Por certo, você deve estar se perguntando: mas esse entendimento é distante da realidade, afinal de contas existem empreendedores por necessidade. Quer dizer, pessoas que perderam seus empregos e passaram a exercer uma atividade profissional por conta própria, o que se convencionou chamar como empreendedorismo. Então, você não está errado em seu questionamento.

Sempre que uma palavra entra no vocabulário cotidiano e vai se distanciando de sua origem de significado, ela se transforma. Empreendedorismo é uma dessas palavras. Em seu uso primário, referia-se a essa perspectiva ideologicamente ligada à transformação social mediante uma outra relação laboral. A adesão dos indivíduos foi fundamental para popularizar o termo e o uso inadequado e esvaziado pela repetição o responsável pela confusão atual. Quando grandes grupos de comunicação, empresas e outras instituições identificam a oportunidade de estimular sentidos relacionados ao status social mais sofisticado no tratamento do empreendedorismo, o sentido se transformou e beira a vulgarização, infelizmente.

Entretanto, o incentivo ao desenvolvimento das características empreendedoras é uma dimensão real de transformação social, o que representa um desafio àqueles que pesquisam e difundem o empreendedorismo. Pensando nisso, o professor Paulo Lemos da Unicamp, desenvolveu um curso – gratuito – disponível na plataforma Coursera. “O empreendedorismo e as competências do empreendedor” apresenta uma série de esclarecimentos e dicas para desenvolver comportamentos fundamentais, como competências pessoais, técnicas, contextuais e gerenciais.  

Fonte: Coursera - Curso O empreendedorismo e as competências do empreendedor

Por fim, na impossibilidade de fugir da polêmica “motorista do aplicativo é empreendedor/a”, fica claro que, por natureza, prestar o serviço de motorista não representa, de fato, um exercício do empreendedorismo. Entretanto, pode haver motoristas com uma visão apurada da realidade que o cerca, encontrando, assim, alternativas criativas a algum problema social que seus passageiros enfrentam. Nesse sentido, as características empreendedoras aprendidas e desenvolvidas por esse/a profissional, o que o aproxima da vivência e dos desafios empreendedores.
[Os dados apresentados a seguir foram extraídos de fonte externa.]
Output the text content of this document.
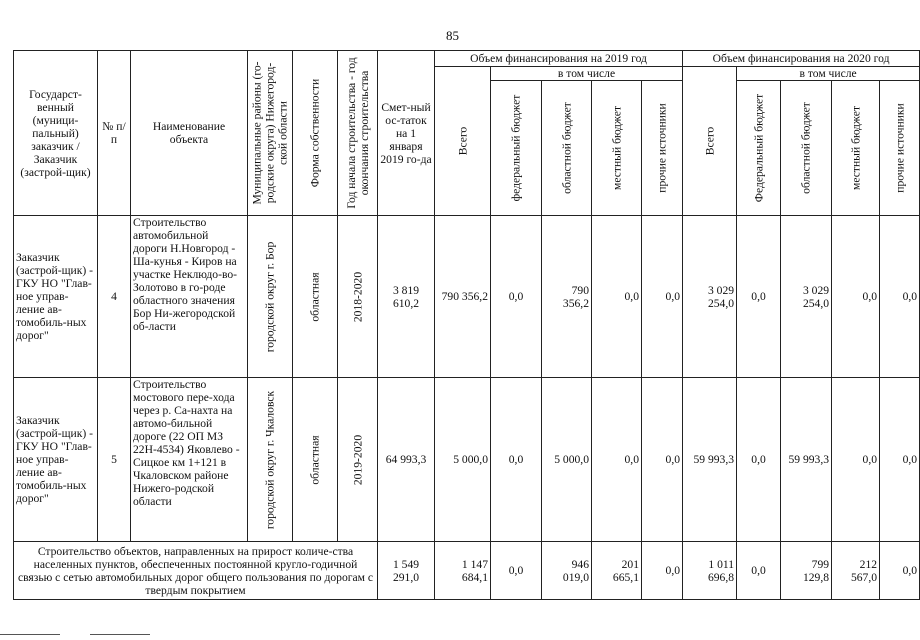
85
Государст-венный (муници-пальный) заказчик / Заказчик (застрой-щик)	№ п/п	Наименование объекта	Муниципальные районы (го-родские округа) Нижегород-ской области	Форма собственности	Год начала строительства - год окончания строительства	Смет-ный ос-таток на 1 января 2019 го-да	Объем финансирования на 2019 год					Объем финансирования на 2020 год				

							Всего	в том числе				Всего	в том числе			

								федеральный бюджет	областной бюджет	местный бюджет	прочие источники		Федеральный бюджет	областной бюджет	местный бюджет	прочие источники

Заказчик (застрой-щик) - ГКУ НО "Глав-ное управ-ление ав-томобиль-ных дорог"	4	Строительство автомобильной дороги Н.Новгород - Ша-кунья - Киров на участке Неклюдо-во-Золотово в го-роде областного значения Бор Ни-жегородской об-ласти	городской округ г. Бор	областная	2018-2020	3 819 610,2	790 356,2	0,0	790 356,2	0,0	0,0	3 029 254,0	0,0	3 029 254,0	0,0	0,0
Заказчик (застрой-щик) - ГКУ НО "Глав-ное управ-ление ав-томобиль-ных дорог"	5	Строительство мостового пере-хода через р. Са-нахта на автомо-бильной дороге (22 ОП МЗ 22Н-4534) Яковлево - Сицкое км 1+121 в Чкаловском районе Нижего-родской области	городской округ г. Чкаловск	областная	2019-2020	64 993,3	5 000,0	0,0	5 000,0	0,0	0,0	59 993,3	0,0	59 993,3	0,0	0,0
Строительство объектов, направленных на прирост количе-ства населенных пунктов, обеспеченных постоянной кругло-годичной связью с сетью автомобильных дорог общего пользования по дорогам с твердым покрытием						1 549 291,0	1 147 684,1	0,0	946 019,0	201 665,1	0,0	1 011 696,8	0,0	799 129,8	212 567,0	0,0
O mesmo raciocínio se aplica a vendedores/as e outros profissionais liberais. Empreender vai muito além de uma definição legal (por exemplo, o MEI – microempreendedor individual), da prestação de um serviço ou ainda da constituição de uma empresa. Empreender implica um olhar crítico e aguçado das relações do cotidiano, capaz de reconhecer as necessidades do outro e propor uma solução capaz de transformar aquela realidade.

Empreender não implica apenas montar uma startup, escalonar, morar no Vale do Silício e outras vulgarizações do termo mediante a abordagem de esvaziada de pessoas interessadas em explorar outras pessoas. Empreender, como já dito, implica um olhar aguçado e crítico por parte do indivíduo, o que implica, justamente, questionar esses discursos simplificadores. Um dos exemplos mais incríveis sobre empreendedorismo e inovação, no meu ponto de vista, vem da Fundação Bill e Melinda Gates. Por meio de financiamento, diversas análises e propostas foram realizadas até que a mais viável pudesse ser apresentada por Gates em um evento na China (em 2018), cujo propósito era captar mais recursos para popularizar a invenção. É algo grande? Apenas muito dinheiro torna esse empreendimento possível? Talvez, mas o ponto que quero chamar atenção aqui é: Bill e Melinda Gates, com seus times, poderiam ter dedicado sua atenção à resolução de qualquer problema, mas eles optaram, por sua possibilidade financeira, é claro, por investir em soluções em contextos opostos aos seus. Essa, na minha perspectiva, é a essência do empreendedorismo: olhar para o contexto que não é apenas o seu, mas olhar para o outro, às necessidades que ele tem para então entender seu contexto e propor uma solução. Não precisamos de um status legal para isso, embora a burocracia também seja parte essencial de tudo isso. O que precisamos é iniciativa e interesse em aprender e desenvolver nossas características empreendedoras. Esse é o primeiro passo rumo ao empreendedorismo.